Premier∙e∙s signataires : Asepef (Association des étudiants péruviens en France), Guillaume Balas (coordinateur de Génération·s), Ericka Bareigts (députée de la Réunion, PS), Julien Bayou (secrétaire national d'EE-LV), Eric Beynel (co-secrétaire général de SolidairEs), Julia Cagé (économiste), Laurence De Cock (historienne, université Paris-Diderot), Rokhaya Diallo (journaliste et réalisatrice), Elsa Faucillon (députée des Hauts-de-Seine, PCF), Fessef (Fédération des étudiants et stagiaires sénégalais en France), David Flacher (économiste), Cécile Gondard-Lalanne (co-secrétaire générale de l'union syndicale SolidairEs), Mélanie Luce (présidente de l'Unef), Grace Ly (autrice), Philippe Martinez (secrétaire général de la CGT), Jean-Luc Mélenchon (député des Bouches-du-Rhône, LFI), Claire Monod (co-coordinatrice de Génération·s), NUS (National Union of Students, Royaume-Uni), Danièle Obono (députée de Paris, LFI), Fabien Roussel (secrétaire national du PCF et député du Nord), Dominique Sopo (président de SOS Racisme), Maboula Soumahoro (maîtresse de conférences à l'université de Tours), Benoit Teste (secrétaire général de la FSU), Aurélien Taché (député du Val-d'Oise, EDS), Marie Toussaint (députée européenne, EE-LV), Françoise Vergès (politologue, militante féministe décoloniale antiraciste), UEAF (Union des étudiants algériens de France), UEVF (Union des étudiants vietnamiens en France), UGET (Union générale des étudiants de Tunisie), UESNF (Union des étudiants et stagiaires nigériens en France), Simeng Wang (sociologue, chargée de recherche au CNRS)…

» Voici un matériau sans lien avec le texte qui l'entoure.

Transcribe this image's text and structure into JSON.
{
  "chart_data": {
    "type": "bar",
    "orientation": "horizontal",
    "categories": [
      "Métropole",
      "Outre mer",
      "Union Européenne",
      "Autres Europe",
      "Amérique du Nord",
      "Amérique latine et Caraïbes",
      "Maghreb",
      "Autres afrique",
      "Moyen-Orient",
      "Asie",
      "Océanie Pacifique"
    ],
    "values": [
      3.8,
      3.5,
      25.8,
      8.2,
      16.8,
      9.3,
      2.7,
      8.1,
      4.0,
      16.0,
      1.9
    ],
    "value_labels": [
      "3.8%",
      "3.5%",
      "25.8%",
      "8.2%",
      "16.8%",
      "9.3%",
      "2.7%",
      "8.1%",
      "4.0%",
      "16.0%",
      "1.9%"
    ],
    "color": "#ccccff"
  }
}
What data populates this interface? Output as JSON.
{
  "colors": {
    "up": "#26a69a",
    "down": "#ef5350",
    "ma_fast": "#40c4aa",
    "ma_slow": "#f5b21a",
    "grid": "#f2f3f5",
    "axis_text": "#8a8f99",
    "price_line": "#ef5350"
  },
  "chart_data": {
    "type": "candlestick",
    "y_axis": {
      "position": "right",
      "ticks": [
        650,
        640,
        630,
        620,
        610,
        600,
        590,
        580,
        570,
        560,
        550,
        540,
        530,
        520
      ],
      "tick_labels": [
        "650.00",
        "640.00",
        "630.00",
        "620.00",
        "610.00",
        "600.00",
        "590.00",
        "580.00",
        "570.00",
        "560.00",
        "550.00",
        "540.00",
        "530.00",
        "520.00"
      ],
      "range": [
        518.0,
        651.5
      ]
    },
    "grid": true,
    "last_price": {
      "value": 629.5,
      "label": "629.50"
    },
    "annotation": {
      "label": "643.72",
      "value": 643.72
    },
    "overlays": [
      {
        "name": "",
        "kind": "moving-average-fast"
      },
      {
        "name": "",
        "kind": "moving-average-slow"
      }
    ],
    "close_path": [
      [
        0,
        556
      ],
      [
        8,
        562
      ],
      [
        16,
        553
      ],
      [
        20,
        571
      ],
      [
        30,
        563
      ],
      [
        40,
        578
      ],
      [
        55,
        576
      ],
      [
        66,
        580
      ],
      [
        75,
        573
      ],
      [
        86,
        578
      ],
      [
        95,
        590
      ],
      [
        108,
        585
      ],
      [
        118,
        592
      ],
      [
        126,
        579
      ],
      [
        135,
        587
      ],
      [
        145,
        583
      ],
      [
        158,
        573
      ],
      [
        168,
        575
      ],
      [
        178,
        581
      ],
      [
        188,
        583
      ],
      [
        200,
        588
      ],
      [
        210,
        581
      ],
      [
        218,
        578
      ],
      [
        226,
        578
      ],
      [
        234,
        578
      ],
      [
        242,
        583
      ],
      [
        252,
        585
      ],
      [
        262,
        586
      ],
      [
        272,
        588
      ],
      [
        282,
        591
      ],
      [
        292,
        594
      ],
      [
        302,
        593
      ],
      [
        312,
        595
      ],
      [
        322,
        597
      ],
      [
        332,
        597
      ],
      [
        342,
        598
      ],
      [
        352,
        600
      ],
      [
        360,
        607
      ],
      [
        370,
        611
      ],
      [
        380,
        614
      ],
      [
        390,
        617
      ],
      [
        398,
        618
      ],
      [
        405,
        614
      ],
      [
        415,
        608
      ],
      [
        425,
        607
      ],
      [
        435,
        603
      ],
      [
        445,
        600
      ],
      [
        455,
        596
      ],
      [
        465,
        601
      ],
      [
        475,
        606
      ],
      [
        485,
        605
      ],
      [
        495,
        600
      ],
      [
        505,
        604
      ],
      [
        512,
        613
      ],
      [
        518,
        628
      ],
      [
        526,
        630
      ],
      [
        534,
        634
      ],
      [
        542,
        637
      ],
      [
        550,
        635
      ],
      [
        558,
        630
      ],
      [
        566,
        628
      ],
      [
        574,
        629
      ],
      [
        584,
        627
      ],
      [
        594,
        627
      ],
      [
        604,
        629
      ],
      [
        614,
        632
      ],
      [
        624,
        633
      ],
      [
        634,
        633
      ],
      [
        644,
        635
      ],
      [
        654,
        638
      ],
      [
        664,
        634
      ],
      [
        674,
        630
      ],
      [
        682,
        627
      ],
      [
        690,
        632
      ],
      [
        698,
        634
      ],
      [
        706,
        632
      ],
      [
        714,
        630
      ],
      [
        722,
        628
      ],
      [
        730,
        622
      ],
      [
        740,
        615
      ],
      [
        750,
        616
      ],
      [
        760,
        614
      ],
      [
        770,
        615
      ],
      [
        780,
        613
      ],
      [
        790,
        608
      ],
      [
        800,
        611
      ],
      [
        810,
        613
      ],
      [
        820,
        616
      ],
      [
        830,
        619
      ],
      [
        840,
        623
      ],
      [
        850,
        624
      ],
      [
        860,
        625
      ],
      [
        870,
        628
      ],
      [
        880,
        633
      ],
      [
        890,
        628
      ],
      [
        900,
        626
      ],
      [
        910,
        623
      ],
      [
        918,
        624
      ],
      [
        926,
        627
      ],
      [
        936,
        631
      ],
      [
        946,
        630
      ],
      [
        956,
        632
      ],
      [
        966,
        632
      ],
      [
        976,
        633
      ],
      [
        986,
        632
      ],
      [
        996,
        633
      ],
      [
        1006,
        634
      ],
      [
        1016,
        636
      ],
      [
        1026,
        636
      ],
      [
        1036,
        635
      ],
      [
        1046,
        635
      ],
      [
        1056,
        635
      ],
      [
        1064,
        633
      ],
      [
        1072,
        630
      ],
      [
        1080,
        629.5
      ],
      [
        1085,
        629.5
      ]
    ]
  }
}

(1) Chiffres de la Cour des comptes rapportés par Campus France : les étudiant·e·s étranger·e·s «coûteraient» 3 milliards d'euros à la France chaque année mais «rapporteraient» 4,69 milliards.
(2) Dans certaines filières, comme en Sciences humaines, ces frais représentent bien plus que le tiers du coût de la formation et atteignent parfois le coût annuel complet.
(3) En 2016 d'après l'OVE, «Le logement étudiant», octobre 2017.
(4) Moins de 2 000 euros selon l'Observatoire des inégalités en 2018.
(5) Données de la Banque mondiale, 2016.